O conflito entre o poder público municipal e os locadores teve início em 2022, quando foi firmado um acordo para quitar dívidas acumuladas. Conforme a peça processual, a Prefeitura quitou a entrada e nove parcelas do acordo, mas deixou de pagar as três últimas parcelas previstas.
O contrato de locação prevê um aluguel mensal de R$ 95 mil. Ainda segundo os autores da ação, após o acordo os repasses seguiram irregularmente: receberam apenas os pagamentos correspondentes ao primeiro semestre de 2023; em 2024 e 2025, foram quitados somente dois meses em cada ano; e, até o momento, nenhuma parcela foi paga em 2026.
Inicialmente, a dívida havia sido apurada em R$ 4.160.000. Com a negociação houve um desconto de R$ 600 mil, ficando o saldo remanescente parcelado em 13 vezes. As três parcelas finais, não pagas, somam, com juros e correções, R$ 793.400,23, conforme o pedido de despejo.

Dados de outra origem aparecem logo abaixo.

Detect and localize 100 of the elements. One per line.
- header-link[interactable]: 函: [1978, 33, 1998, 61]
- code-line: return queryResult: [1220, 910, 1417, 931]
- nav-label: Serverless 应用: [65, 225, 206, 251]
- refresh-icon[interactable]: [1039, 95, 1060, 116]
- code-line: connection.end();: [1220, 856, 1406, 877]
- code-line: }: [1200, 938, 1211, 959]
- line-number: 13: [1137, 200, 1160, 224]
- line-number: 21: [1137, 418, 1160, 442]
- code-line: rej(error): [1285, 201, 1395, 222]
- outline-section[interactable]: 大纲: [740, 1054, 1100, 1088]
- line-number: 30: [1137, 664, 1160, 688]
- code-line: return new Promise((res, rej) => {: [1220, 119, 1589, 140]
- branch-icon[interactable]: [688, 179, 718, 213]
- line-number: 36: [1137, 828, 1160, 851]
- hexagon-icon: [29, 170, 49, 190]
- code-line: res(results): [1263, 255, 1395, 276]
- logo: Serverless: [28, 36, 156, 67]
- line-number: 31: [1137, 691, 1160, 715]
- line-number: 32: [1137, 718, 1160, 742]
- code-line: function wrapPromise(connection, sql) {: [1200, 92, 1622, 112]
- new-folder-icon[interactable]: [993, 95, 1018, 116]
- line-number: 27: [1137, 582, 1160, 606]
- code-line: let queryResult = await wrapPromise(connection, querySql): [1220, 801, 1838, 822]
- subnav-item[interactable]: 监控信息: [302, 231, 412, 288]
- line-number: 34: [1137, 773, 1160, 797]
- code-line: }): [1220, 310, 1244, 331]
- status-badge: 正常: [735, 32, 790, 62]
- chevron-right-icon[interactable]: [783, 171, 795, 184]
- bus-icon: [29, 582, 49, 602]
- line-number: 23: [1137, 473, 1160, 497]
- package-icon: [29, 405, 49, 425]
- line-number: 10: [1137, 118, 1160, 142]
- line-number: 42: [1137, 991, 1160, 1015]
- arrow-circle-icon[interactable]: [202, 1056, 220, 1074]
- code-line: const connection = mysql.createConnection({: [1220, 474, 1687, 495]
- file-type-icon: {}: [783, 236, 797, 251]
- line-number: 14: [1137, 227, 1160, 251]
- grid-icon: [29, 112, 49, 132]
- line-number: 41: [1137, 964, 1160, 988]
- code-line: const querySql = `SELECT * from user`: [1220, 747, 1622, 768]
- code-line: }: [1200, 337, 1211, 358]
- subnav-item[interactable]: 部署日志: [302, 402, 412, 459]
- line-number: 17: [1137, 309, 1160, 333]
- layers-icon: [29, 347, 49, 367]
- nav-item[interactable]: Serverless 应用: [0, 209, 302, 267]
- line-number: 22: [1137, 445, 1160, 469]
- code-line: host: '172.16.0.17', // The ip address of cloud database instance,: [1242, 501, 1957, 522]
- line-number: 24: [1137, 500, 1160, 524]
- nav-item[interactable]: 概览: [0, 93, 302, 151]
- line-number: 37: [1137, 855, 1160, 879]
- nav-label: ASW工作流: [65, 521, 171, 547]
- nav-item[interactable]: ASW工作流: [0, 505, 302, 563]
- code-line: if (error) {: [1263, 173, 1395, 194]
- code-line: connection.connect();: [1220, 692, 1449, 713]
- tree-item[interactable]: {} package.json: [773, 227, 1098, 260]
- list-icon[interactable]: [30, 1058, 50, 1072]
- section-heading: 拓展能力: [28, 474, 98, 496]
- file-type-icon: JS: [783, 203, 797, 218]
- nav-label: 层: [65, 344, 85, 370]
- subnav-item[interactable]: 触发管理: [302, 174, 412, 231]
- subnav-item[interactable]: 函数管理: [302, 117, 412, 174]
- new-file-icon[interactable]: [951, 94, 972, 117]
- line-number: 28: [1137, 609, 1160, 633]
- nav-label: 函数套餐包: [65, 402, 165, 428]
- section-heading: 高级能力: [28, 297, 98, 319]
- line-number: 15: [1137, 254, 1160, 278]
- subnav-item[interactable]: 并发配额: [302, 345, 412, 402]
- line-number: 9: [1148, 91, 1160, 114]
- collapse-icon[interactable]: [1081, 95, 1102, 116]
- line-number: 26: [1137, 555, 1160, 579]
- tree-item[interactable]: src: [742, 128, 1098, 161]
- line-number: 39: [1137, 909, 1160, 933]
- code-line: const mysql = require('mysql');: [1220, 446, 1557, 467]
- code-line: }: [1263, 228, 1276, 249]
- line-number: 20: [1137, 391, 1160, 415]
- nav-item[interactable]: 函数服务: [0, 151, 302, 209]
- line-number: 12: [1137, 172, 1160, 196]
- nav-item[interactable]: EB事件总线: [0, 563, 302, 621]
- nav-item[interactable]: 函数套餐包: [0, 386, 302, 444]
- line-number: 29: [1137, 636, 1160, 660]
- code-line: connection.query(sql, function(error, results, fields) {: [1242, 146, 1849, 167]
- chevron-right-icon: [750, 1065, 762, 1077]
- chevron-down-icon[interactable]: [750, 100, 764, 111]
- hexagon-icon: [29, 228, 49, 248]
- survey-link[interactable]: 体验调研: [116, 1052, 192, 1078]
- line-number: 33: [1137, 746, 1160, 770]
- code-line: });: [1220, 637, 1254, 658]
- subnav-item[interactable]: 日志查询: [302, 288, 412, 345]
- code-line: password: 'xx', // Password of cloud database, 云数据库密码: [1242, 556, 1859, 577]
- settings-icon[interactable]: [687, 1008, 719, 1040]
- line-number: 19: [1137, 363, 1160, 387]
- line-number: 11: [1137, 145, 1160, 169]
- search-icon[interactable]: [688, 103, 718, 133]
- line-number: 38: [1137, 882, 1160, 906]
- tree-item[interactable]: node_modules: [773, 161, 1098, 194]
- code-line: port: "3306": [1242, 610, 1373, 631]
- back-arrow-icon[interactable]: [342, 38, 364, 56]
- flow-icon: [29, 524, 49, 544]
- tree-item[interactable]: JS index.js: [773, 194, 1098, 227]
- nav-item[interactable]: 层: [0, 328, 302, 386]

O levantamento apresentado pelos proprietários detalha os valores das mensalidades em atraso com juros: 2023 — 6 meses, totalizando R$ 705.096,27; 2024 — 10 meses, totalizando R$ 1.162.956,95; 2025 — 10 meses, totalizando R$ 1.047.940,46; e 2026 — 4 meses, totalizando R$ 386.100,07. Esses montantes resultam no total apontado de R$ 4.095.493,98.
Posição da Secretaria de Saúde
Em nota encaminhada à produção da TV Paraíba, a Secretaria Municipal de Saúde afirmou não ter sido oficialmente notificada sobre a ação de despejo proposta pelos proprietários do imóvel onde funciona o Dr. Edgley. A pasta informou que somente após o recebimento formal do processo e análise do seu conteúdo poderá se manifestar.
Outros casos de aluguel atrasado envolvendo a Prefeitura
A administração municipal já enfrentou disputas semelhantes por locações. Um dos casos envolveu o prédio onde funcionavam as secretarias de Administração e Obras, cujo aluguel era de R$ 40 mil por mês; o proprietário alegou seis meses de atraso e a Justiça determinou o despejo, levando as secretarias a operarem remotamente. Houve também uma moradora do bairro do Araxá que solicitou despejo por atrasos no aluguel de sua casa usada como UBS. Em outra situação, a Prefeitura restituiu o imóvel e unificou duas UBS em um prédio, o que evitou a execução do despejo.
A ação dos donos do prédio do Dr. Edgley aguarda tramitação na Justiça, e a Secretaria de Saúde deve se pronunciar após eventual notificação formal.